Morandi, through the use of a limited range of subject and colors, achieves an abstraction which goes beyond the image on the canvas, reaching a balance of light, color and space. This discloses the vision of a new dimension, of another reality. For this reason his art doesn't refer to the past nor the present and it is thus a forerunner of the minimal and abstract tendencies as well as the figurative ones, always standing as an example of modernity. Through his works, Ettore Spalletti recreates in the space what Morandi used to do in paintings. Leaving the framework, his monochromes seek to reproduce an atmospheric dimension made of light and color in the place where they are exhibited. As the artist himself confirmed: «You enter a room and it feels like that place loses the reality of its color to gain the chromatic value which is distributed inside it». The landscapes by Morandi are themselves an abstraction where, taking a close look, just spots of color can be perceived and not real shapes of nature or buildings, with no evidence of human presence. Likewise, Spalletti wants us to walk through a similar atmosphere in which his works are included. An atmosphere that absorbs and is filled with pigments of light and color vibrating all over the room. Quoting the artist once more, Spalletti said: «Unlike ancient art, limited by a framework, contemporary art takes the responsibility of the space». In several interviews, Spalletti clearly pointed out that he often liked to create his works nearby a painting by Morandi.

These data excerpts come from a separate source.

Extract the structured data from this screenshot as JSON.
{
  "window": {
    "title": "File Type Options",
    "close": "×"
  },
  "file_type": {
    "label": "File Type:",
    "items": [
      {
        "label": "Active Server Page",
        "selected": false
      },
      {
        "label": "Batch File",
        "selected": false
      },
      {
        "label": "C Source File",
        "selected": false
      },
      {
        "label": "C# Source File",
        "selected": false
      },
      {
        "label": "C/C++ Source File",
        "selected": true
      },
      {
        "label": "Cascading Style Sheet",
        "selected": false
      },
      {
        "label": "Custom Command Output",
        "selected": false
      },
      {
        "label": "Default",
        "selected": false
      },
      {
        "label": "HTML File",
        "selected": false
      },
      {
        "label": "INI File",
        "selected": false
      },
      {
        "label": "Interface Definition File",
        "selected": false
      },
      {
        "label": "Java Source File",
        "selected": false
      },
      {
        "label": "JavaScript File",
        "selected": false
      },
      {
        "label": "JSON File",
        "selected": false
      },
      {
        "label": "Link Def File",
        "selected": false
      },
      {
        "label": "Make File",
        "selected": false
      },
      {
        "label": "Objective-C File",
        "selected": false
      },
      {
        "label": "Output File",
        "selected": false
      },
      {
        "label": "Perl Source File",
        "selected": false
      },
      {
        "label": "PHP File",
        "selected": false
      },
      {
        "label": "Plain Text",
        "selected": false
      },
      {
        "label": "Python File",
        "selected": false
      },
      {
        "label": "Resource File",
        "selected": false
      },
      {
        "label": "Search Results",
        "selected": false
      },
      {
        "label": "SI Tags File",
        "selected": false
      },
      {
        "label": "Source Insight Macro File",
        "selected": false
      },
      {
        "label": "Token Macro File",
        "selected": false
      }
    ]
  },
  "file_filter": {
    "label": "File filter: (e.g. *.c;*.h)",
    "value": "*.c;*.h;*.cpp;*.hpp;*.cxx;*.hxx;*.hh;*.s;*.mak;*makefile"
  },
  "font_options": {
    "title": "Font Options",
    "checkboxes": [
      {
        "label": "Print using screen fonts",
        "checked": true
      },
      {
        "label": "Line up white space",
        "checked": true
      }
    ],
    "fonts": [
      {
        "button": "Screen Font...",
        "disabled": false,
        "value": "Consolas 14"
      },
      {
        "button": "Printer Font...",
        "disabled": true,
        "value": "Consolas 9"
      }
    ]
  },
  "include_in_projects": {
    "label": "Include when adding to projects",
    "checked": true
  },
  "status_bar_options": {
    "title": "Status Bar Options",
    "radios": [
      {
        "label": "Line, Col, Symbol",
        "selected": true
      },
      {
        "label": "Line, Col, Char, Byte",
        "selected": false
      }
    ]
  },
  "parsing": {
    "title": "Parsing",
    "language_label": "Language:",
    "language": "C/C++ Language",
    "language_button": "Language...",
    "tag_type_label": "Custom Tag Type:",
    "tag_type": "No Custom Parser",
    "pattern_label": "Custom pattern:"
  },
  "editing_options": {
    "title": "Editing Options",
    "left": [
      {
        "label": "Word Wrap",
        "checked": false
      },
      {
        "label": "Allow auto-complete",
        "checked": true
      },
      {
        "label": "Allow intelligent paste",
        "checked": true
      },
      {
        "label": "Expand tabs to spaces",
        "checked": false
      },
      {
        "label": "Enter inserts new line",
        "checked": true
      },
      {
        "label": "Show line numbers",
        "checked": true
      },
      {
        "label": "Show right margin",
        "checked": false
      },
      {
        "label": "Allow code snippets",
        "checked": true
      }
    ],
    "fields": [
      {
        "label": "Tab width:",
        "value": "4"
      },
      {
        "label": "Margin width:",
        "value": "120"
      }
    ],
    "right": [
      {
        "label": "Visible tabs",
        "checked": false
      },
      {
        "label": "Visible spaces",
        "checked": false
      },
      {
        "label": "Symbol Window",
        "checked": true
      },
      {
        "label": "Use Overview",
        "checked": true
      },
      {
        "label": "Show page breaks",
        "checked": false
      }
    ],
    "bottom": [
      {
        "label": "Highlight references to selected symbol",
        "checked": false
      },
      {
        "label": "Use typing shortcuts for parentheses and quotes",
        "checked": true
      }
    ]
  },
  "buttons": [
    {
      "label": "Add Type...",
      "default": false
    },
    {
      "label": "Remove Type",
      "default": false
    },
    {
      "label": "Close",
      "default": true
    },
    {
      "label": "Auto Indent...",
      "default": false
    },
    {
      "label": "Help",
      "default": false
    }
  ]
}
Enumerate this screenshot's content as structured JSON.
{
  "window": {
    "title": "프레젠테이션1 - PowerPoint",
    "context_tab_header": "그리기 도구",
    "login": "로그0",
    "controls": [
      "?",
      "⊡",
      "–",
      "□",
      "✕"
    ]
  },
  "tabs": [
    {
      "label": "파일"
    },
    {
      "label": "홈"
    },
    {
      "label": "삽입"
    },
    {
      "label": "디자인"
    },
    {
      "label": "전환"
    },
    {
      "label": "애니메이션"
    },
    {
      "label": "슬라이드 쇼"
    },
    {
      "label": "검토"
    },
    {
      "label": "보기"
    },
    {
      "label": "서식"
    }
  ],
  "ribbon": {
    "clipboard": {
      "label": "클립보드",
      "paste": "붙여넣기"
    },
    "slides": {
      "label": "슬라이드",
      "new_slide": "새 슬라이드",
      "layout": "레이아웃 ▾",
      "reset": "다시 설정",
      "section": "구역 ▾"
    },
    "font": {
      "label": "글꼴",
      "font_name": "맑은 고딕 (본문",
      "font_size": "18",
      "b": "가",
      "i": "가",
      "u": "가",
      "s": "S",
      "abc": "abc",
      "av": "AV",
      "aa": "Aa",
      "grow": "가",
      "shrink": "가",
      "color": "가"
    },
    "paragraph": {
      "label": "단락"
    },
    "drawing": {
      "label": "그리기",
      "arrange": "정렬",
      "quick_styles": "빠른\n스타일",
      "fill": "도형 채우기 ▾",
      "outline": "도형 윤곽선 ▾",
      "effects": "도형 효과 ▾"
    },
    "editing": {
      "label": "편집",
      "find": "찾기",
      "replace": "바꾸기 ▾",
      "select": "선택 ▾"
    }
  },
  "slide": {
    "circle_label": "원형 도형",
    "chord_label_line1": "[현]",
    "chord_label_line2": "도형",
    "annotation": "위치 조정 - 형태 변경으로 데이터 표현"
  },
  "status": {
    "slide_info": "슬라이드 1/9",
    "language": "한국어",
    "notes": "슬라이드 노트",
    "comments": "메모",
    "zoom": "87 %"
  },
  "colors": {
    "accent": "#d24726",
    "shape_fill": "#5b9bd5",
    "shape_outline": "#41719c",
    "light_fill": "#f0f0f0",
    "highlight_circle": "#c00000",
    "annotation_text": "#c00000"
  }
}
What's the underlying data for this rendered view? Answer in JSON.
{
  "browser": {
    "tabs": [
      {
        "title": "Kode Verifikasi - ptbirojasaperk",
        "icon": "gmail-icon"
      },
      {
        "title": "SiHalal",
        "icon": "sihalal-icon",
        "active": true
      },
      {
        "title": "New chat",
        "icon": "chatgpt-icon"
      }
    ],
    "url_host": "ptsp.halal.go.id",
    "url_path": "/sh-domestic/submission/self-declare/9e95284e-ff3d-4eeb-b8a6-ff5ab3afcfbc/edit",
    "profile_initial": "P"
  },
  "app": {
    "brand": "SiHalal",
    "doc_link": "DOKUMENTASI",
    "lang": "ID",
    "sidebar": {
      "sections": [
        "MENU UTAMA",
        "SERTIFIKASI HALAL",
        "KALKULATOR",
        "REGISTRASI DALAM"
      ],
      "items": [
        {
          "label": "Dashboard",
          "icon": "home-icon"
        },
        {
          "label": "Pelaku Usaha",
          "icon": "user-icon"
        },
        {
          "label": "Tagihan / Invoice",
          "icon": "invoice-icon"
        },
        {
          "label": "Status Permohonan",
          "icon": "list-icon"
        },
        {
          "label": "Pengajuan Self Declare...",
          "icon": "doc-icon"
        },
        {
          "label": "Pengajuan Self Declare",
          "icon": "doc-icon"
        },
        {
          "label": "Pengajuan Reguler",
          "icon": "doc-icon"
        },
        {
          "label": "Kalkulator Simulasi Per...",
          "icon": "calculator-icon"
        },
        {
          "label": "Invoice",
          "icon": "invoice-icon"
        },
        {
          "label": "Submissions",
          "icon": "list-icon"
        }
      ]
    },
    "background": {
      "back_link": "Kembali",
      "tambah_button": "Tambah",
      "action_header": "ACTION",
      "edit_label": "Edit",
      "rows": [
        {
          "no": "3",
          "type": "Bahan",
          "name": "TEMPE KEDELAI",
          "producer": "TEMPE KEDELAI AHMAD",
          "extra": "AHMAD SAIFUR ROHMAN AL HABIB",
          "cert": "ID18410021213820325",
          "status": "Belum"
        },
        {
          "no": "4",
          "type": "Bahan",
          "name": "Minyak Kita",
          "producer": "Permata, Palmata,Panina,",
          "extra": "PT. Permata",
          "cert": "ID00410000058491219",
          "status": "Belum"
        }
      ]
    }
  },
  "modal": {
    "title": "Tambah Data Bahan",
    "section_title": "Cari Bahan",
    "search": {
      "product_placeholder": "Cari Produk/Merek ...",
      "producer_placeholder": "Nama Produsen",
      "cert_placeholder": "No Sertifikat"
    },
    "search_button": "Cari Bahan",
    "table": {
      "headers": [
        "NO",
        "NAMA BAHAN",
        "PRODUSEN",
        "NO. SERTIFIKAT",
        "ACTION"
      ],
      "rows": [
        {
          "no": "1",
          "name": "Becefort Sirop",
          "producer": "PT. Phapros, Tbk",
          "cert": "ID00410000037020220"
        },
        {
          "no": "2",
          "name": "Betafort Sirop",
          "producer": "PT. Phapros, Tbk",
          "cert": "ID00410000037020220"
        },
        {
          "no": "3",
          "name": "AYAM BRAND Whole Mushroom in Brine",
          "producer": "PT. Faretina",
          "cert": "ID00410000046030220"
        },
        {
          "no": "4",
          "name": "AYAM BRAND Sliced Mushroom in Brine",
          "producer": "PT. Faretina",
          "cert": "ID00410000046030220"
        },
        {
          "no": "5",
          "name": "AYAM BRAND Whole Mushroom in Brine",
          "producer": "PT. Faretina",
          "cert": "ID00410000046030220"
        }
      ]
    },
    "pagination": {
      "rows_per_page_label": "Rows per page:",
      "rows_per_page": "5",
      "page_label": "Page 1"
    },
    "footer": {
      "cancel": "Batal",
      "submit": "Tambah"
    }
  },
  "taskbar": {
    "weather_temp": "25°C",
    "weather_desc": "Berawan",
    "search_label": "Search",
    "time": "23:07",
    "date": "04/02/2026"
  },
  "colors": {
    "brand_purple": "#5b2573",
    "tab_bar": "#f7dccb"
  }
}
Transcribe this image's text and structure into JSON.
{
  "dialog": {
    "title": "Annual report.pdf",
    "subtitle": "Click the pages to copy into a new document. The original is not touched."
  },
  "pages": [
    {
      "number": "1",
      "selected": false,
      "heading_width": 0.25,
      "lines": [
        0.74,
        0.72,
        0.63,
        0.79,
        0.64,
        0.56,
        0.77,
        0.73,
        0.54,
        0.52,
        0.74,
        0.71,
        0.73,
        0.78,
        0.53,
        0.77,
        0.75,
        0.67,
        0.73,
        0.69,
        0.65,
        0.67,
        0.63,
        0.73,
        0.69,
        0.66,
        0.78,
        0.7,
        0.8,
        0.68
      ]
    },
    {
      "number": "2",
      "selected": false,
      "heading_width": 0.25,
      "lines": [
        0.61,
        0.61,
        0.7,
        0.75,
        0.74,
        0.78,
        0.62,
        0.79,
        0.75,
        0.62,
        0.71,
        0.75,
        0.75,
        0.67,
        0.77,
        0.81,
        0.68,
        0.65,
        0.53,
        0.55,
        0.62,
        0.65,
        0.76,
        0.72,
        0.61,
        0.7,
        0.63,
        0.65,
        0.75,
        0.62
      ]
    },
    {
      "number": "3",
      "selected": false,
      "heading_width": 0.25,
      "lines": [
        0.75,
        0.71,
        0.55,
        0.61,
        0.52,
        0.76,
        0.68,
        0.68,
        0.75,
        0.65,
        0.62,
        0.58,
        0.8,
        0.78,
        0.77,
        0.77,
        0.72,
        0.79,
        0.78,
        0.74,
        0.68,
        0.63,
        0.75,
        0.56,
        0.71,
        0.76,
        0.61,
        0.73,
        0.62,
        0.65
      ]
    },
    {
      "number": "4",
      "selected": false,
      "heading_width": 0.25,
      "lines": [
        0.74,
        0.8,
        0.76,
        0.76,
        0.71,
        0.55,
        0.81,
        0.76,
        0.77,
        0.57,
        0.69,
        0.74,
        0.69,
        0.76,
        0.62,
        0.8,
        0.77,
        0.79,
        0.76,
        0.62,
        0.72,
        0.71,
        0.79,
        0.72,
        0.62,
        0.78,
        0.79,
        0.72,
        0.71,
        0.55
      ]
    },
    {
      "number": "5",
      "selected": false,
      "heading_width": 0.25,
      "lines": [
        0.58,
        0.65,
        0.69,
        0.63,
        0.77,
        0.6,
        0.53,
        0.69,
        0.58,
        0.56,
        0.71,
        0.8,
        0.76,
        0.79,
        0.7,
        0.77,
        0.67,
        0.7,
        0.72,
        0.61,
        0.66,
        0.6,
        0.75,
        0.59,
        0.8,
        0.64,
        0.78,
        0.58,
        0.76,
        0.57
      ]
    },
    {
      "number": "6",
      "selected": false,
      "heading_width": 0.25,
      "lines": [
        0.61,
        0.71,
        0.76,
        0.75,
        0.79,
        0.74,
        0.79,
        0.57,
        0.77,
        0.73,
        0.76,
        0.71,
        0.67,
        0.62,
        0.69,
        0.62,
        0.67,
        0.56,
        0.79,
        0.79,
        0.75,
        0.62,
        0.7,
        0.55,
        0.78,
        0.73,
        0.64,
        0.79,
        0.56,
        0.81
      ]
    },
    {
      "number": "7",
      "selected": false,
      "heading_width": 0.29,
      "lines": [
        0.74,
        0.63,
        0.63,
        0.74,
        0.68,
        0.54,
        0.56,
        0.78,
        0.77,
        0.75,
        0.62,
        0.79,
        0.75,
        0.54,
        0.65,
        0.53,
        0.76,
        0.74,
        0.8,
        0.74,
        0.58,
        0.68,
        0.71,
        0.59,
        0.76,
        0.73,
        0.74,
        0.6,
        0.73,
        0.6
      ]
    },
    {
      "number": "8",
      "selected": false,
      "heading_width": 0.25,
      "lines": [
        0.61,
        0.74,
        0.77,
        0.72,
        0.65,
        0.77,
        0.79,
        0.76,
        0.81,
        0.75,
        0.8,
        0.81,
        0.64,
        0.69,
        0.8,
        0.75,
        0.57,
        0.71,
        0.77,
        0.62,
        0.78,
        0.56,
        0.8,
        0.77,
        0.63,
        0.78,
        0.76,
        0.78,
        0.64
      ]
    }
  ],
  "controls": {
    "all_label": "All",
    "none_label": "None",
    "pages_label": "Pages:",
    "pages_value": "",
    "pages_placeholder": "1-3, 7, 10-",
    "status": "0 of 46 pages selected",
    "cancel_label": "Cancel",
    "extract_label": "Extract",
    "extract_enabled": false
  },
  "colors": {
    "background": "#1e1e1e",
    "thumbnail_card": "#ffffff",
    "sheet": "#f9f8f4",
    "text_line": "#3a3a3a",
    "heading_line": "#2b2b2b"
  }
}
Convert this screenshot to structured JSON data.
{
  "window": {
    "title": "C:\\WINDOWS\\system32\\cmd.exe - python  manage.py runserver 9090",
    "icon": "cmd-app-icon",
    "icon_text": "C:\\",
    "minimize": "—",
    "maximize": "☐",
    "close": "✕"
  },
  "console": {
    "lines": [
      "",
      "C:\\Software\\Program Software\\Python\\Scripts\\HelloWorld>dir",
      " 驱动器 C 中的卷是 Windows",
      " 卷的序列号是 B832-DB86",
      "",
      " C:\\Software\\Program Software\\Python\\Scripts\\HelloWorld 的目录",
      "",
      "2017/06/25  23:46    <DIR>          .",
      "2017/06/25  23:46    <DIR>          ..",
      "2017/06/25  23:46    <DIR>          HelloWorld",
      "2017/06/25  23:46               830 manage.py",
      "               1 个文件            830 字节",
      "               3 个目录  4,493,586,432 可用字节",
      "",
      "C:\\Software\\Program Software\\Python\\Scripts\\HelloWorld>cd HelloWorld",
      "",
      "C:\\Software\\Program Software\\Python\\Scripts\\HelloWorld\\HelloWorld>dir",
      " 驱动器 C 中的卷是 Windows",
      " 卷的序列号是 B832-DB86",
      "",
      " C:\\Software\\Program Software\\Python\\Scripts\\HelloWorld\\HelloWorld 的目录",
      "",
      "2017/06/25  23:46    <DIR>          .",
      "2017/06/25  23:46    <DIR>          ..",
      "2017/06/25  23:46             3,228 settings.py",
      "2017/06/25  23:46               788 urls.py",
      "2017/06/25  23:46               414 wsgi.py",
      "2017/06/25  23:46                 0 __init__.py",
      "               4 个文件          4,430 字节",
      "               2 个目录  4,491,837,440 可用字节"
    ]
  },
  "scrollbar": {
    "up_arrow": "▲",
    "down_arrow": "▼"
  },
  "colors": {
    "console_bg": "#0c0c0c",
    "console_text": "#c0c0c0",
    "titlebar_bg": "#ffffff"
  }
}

In the exhibition catalogue Osmosis: Ettore Spalletti and Haim Steinbach (Guggenheim Museum, New York, 1993), Germano Celant speaks also about Morandi and Spalletti: «To find a historical analogy, we could cite the enigma of object and painting in Giorgio Morandi's work. For him, too, color, as powder or fresh snow, manages to form carafes and bottles — floury volumes and luminescent products. In many of his still lifes, the fluidity of the chromatic material confuses and fuses object and shelf, joggling their confines, so that the palpitation of the color suggests a transition between diverse entities. At the same time, the carafes and bottles flow through a vacuum that reveals their enchanted solitude; yet they are arranged in a linear and spatial sequence attesting to their equilibrium and their inherent absoluteness. In Morandi's work, we see a thoroughly balanced harmony of form and tone as well as a perceptional ambiguity between object and surface, between spiritual and material elements».